Poor Mignon, with her heart breaking in a love which she dared not avow, which no one wanted!

A few kind words might have saved her; might have healed the bruised child's heart and made it strong for the burden of life; and she had not spoken those words.

If she had read this story in a book of poems, if she had seen it unfolded on the scene of a pastoral as of an opera, it would have touched her; but as it had been in real life she had not cared; because the living, throbbing, aching nerves had been alive before her she had not cared; she had turned away, and had left them to bleed to death as they would—as they might.

A sense of guilt was upon her.

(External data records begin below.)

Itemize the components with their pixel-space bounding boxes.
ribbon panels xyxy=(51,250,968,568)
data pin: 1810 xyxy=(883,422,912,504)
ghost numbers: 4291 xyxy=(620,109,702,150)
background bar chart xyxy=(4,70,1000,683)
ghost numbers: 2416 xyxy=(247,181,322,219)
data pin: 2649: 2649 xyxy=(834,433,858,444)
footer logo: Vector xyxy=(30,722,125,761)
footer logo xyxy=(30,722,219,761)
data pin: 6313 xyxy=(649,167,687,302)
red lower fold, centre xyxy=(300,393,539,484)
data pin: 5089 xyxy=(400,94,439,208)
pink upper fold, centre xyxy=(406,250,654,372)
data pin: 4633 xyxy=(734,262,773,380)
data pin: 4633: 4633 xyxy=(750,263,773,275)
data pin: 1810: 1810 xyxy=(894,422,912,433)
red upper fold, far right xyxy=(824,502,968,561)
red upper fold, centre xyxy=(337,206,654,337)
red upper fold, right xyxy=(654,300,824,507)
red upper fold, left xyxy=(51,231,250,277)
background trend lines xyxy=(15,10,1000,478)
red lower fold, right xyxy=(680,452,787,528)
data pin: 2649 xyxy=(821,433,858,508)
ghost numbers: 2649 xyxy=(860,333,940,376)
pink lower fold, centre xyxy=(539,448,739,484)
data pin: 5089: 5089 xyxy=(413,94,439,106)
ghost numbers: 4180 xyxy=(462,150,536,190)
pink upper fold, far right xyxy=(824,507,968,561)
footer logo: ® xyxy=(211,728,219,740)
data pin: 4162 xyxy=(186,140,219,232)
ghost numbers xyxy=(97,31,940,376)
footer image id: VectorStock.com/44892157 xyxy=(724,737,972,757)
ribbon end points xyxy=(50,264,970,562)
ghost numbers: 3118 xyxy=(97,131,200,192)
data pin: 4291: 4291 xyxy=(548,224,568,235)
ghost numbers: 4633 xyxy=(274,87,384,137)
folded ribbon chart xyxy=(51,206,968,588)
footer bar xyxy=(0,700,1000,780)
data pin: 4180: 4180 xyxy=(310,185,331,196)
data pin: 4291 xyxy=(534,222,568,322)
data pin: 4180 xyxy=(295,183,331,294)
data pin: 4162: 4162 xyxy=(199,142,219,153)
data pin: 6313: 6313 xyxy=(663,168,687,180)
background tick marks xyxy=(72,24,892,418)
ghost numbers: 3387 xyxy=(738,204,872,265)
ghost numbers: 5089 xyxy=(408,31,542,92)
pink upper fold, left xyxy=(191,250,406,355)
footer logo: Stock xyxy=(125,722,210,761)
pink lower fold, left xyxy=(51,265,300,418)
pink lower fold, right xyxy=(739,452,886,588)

She felt as though she had killed some humble, wounded animal which had crept to her feet for safety. She had always declared that genius was sacred to her; and now she had dealt with it as a mere common noxious thing, and driven it away from her to perish.

'And we are such wretched shallow egotists,' she thought. 'I grieve for her now, and I know that she has been greater than I shall ever be, and I know that we have killed her—he and I and the world which had no place for her; and yet how often shall I remember her, how often shall I be gentler to others for her sake?—once or twice, whilst the memory of her is warm perhaps—no more; one has no time.'

Rosselin would remember every hour of all such few days as might remain to him on earth; but no one else.

'Oh, foolish child,' she thought, 'to die for that! Why not have lived, and reigned over the souls of men, and put a curb on the slavering mouth of the fawning world! It is never worth an hour of sacrifice.'

Yet all overwrought, unwise, useless, as such sacrifice was, it had a nobility in it which awed her, and a generosity which made her own egotism seem poor and pale beside it.